Hello,
It’s been pointed here The optimal way to store variable tracks count in a TTree - #28 by LeWhoo that RNTuple may be much more efficient in reading a variable number of vectors than a TTree.
Just to remind: each of my events has a different number of traces. Each trace is composed of 6 vector (also variable length). To store this variability in TTree I’ve created a branch holding vector<my_trace_class>, and the TTree was able to split it into 6 vector<vector>. However, in this way the TTree reads a whole vector<vector> per entry - basically vector X of all the traces. The likely user case is to read vector X of only one trace, or just a single value of this vector, through all the events (entries). With roughly 180 traces per event, with TTree I am reading ~180 times too much.

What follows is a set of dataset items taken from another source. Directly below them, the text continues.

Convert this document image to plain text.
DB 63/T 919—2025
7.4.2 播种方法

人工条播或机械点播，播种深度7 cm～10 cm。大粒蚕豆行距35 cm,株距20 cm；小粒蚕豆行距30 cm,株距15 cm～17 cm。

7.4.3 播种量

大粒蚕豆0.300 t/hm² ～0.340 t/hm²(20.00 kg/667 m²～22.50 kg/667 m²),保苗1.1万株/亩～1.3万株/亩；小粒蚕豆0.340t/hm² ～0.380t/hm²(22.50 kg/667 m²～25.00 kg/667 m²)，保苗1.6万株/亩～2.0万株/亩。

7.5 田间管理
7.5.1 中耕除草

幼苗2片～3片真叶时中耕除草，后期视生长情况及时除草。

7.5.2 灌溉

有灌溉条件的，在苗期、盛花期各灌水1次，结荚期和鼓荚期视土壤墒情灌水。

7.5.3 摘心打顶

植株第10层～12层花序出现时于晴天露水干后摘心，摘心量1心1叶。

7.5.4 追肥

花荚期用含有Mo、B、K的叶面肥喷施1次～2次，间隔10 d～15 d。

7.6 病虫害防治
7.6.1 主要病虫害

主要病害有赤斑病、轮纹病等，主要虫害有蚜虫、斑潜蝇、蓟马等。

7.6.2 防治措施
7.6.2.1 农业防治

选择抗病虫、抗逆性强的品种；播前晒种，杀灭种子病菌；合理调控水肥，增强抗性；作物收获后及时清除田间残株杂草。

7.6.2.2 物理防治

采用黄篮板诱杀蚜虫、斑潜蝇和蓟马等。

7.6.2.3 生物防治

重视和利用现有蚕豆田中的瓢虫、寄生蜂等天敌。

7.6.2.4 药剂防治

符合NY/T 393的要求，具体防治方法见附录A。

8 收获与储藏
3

The question is, how to do it properly with RNTuple? At the moment I just followed what I’ve created for the TTree:
std::shared_ptr<vector<vector<float>>> se_x = model->MakeField<vector<vector<float>>>("SimEfield_X");
std::shared_ptr<vector<vector<float>>> se_y = model->MakeField<vector<vector<float>>>("SimEfield_Y");
std::shared_ptr<vector<vector<float>>> se_z = model->MakeField<vector<vector<float>>>("SimEfield_Z");
std::shared_ptr<vector<vector<float>>> ss_x = model->MakeField<vector<vector<float>>>("SimSignal_X");
std::shared_ptr<vector<vector<float>>> ss_y = model->MakeField<vector<vector<float>>>("SimSignal_Y");
std::shared_ptr<vector<vector<float>>> ss_z = model->MakeField<vector<vector<float>>>("SimSignal_Z");
Then for reading I do:
auto se_x = model->MakeField<vector<vector<float>>>("SimEfield_X");
// auto se_y = model->MakeField<vector<vector<float>>>("SimEfield_Y");
// auto se_z = model->MakeField<vector<vector<float>>>("SimEfield_Z");
// auto ss_x = model->MakeField<vector<vector<float>>>("SimSignal_X");
// auto ss_y = model->MakeField<vector<vector<float>>>("SimSignal_Y");
// auto ss_z = model->MakeField<vector<vector<float>>>("SimSignal_Z");
auto ntuple = RNTupleReader::Open(std::move(model), "F", "test.root");
auto stime = std::chrono::high_resolution_clock::now();
for (auto entryId : *ntuple) {
ntuple->LoadEntry(entryId);
}
auto etime = std::chrono::high_resolution_clock::now();
I can see differences in the measured readout time when I comment/uncomment more of the fields. However, I understand, that in this case the RNTuple also reads the whole vector<vector>. How to make it read just a single vector from inside the external vector? Or perhaps a completely different approach to storing the variable number of traces should be used in the case of RNTuple?
ROOT Version: 6.24.00